# If an object is moving at 6 m/s over a surface with a kinetic friction coefficient of u_k=20 /g, how far will the object continue to move?

Dec 17, 2015

I found $0.9 m$

#### Explanation:

Your object will move under the acton of Friction that wll produe a negative acceleration and eentually stop it.

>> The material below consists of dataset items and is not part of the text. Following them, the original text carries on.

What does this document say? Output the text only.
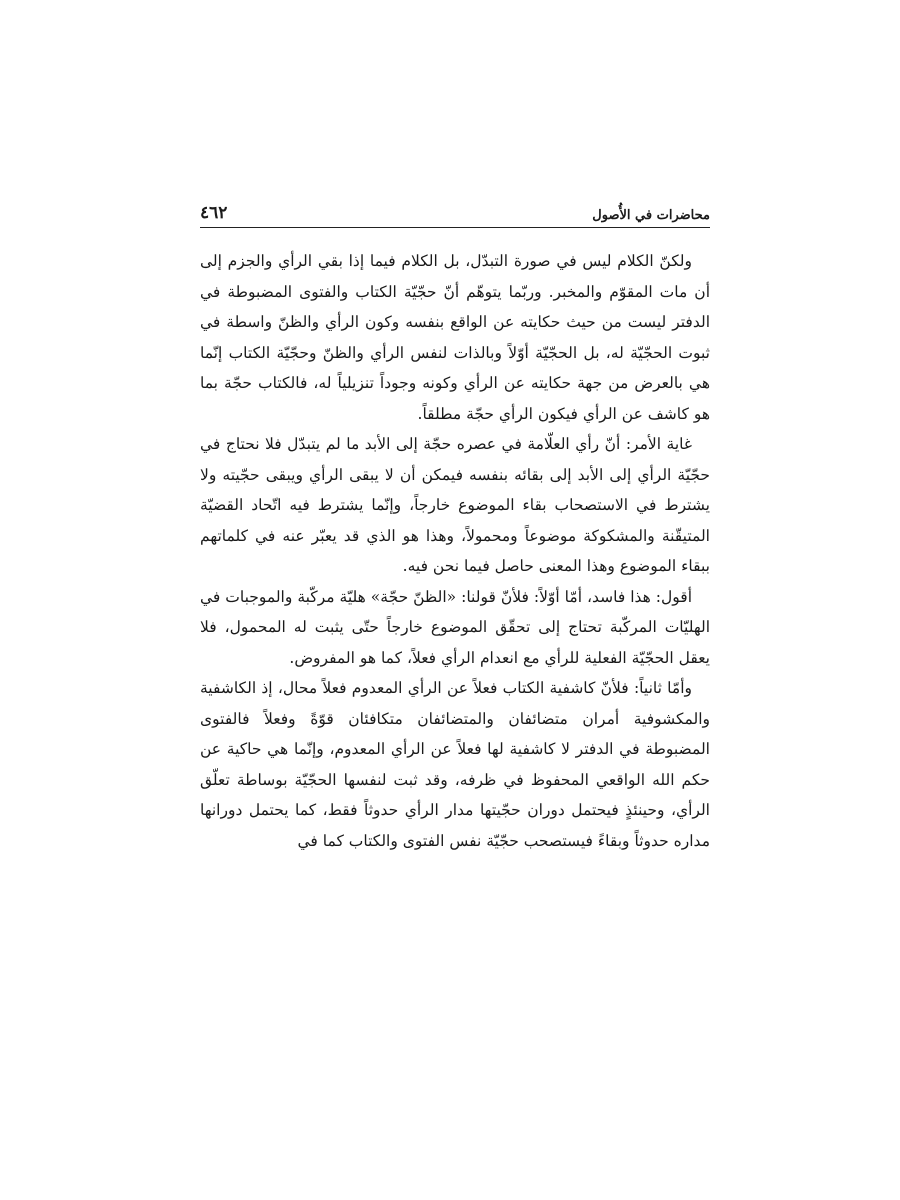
محاضرات في الأُصول
٤٦٢

ولكنّ الكلام ليس في صورة التبدّل، بل الكلام فيما إذا بقي الرأي والجزم إلى أن مات المقوّم والمخبر. وربّما يتوهّم أنّ حجّيّة الكتاب والفتوى المضبوطة في الدفتر ليست من حيث حكايته عن الواقع بنفسه وكون الرأي والظنّ واسطة في ثبوت الحجّيّة له، بل الحجّيّة أوّلاً وبالذات لنفس الرأي والظنّ وحجّيّة الكتاب إنّما هي بالعرض من جهة حكايته عن الرأي وكونه وجوداً تنزيلياً له، فالكتاب حجّة بما هو كاشف عن الرأي فيكون الرأي حجّة مطلقاً.

غاية الأمر: أنّ رأي العلّامة في عصره حجّة إلى الأبد ما لم يتبدّل فلا نحتاج في حجّيّة الرأي إلى الأبد إلى بقائه بنفسه فيمكن أن لا يبقى الرأي ويبقى حجّيته ولا يشترط في الاستصحاب بقاء الموضوع خارجاً، وإنّما يشترط فيه اتّحاد القضيّة المتيقّنة والمشكوكة موضوعاً ومحمولاً، وهذا هو الذي قد يعبّر عنه في كلماتهم ببقاء الموضوع وهذا المعنى حاصل فيما نحن فيه.

أقول: هذا فاسد، أمّا أوّلاً: فلأنّ قولنا: «الظنّ حجّة» هليّة مركّبة والموجبات في الهليّات المركّبة تحتاج إلى تحقّق الموضوع خارجاً حتّى يثبت له المحمول، فلا يعقل الحجّيّة الفعلية للرأي مع انعدام الرأي فعلاً، كما هو المفروض.

وأمّا ثانياً: فلأنّ كاشفية الكتاب فعلاً عن الرأي المعدوم فعلاً محال، إذ الكاشفية والمكشوفية أمران متضائفان والمتضائفان متكافئان قوّةً وفعلاً فالفتوى المضبوطة في الدفتر لا كاشفية لها فعلاً عن الرأي المعدوم، وإنّما هي حاكية عن حكم الله الواقعي المحفوظ في ظرفه، وقد ثبت لنفسها الحجّيّة بوساطة تعلّق الرأي، وحينئذٍ فيحتمل دوران حجّيتها مدار الرأي حدوثاً فقط، كما يحتمل دورانها مداره حدوثاً وبقاءً فيستصحب حجّيّة نفس الفتوى والكتاب كما في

To find this acceleration we can use Newton's Second law:

$\Sigma \vec{F} = m \vec{a}$

where the only force will be friction (in the opposite direction to the movement so it will need to enter Newton's Law with a minus sign) given as:

${f}_{k} = {u}_{k} N$

where:

$N =$normal reaction$=$Weight$= m g$ in this case of horizontal movement.

So you have:

$- {f}_{k} = m a$
$- {u}_{k} N = m a$
$- {u}_{k} m g = m a$
$- \frac{20}{\cancel{g}} \cancel{m} \cancel{g} = \cancel{m} a$
so that $a = - 20 \frac{m}{s} ^ 2$
we now use the relationship:
${v}_{f}^{2} = {v}_{i}^{2} + 2 a d$
where ${v}_{f} = 0$ (stops)
$0 = {6}^{2} - 2 \cdot d \cdot 20$
$d = \frac{36}{40} = 0.9 m$